My Problem: I am trying to take a large .txt document and find and remove duplicate words within the text. However, the .txt document was a novel and it contains strings with periods and commas tagged on to the end of them. I am trying to remove those characters so I just have letters left.
Here is the function I wrote to do this:
string lowercase(string data)
{
string output;
for (int i=0; i<data.length(); i++)
{
if ( data[i] == 'a'||'b'||'c'||'d'||'e'||'f'||'g'||'h'||'i'||'j'||'k'||'l'||'m'||'n'||'o'||'p'||'q'||'r'||'s'||'t'||'u'||'v'||'w'||'x'||'y'||'z'||'A'||'B'||'C'||'D'||'E'||'F'||'G'||'H'||'I'||'J'||'K'||'L'||'M'||'N'||'O'||'P'||'Q'||'R'||'S'||'T'||'U'||'V'||'W'||'X'||'Y'||'Z')
{
output = output + (char) tolower(data[i]);
}
}
return output;
The program builds and runs but the strings such as ( happy.) still output "happy." It is as if the if statement never even does the comparison. I'm hoping that I am jsut missing something small.

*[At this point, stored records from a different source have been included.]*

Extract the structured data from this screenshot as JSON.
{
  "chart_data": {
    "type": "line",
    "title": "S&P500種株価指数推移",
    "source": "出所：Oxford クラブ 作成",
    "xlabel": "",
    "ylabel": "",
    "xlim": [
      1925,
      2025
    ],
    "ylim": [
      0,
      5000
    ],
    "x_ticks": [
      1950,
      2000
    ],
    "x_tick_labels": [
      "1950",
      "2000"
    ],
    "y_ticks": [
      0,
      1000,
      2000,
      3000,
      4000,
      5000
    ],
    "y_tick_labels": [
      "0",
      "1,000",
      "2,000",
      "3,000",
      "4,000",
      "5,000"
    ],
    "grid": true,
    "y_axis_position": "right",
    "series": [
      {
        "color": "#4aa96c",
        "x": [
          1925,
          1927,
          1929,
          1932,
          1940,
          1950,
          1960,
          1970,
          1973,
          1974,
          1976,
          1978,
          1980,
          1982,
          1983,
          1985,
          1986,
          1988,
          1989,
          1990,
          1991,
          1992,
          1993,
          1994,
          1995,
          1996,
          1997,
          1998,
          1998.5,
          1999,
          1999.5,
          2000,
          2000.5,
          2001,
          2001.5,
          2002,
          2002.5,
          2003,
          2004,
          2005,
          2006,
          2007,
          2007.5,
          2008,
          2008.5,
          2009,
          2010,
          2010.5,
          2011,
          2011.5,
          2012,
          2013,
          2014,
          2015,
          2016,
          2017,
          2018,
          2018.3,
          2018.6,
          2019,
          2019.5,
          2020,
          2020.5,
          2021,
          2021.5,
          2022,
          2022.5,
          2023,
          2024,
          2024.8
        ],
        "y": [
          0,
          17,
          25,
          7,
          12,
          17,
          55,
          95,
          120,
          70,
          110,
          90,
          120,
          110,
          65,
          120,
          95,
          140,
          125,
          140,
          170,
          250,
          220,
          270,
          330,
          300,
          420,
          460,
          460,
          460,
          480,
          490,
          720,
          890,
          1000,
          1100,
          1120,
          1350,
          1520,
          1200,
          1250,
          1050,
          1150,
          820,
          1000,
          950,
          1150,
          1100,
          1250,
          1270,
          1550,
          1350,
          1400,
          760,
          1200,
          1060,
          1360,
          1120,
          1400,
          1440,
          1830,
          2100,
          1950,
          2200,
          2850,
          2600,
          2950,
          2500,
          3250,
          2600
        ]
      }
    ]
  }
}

Thanks a lot!
Instead of using all that data[i] information, you could use half that information just by taking and using the function tolower(), and where () is, use a variable to hold the letters your grabbing. so something like tolower(letter)
if you were wondering, the problem was that you can't compare that way. all the letters are integers greater than one, so it's like says if (data[i] == 'a' || true...) which is always true. you would have to do if (data[i] == 'a' || data[i] == 'b' ...) or if ((data[i] >= 'a' && data[i] <= 'z') || (data[i] >= 'A' && data[i] <= 'Z'))
but you'll be left with letters without spaces or anything distinguishing the words.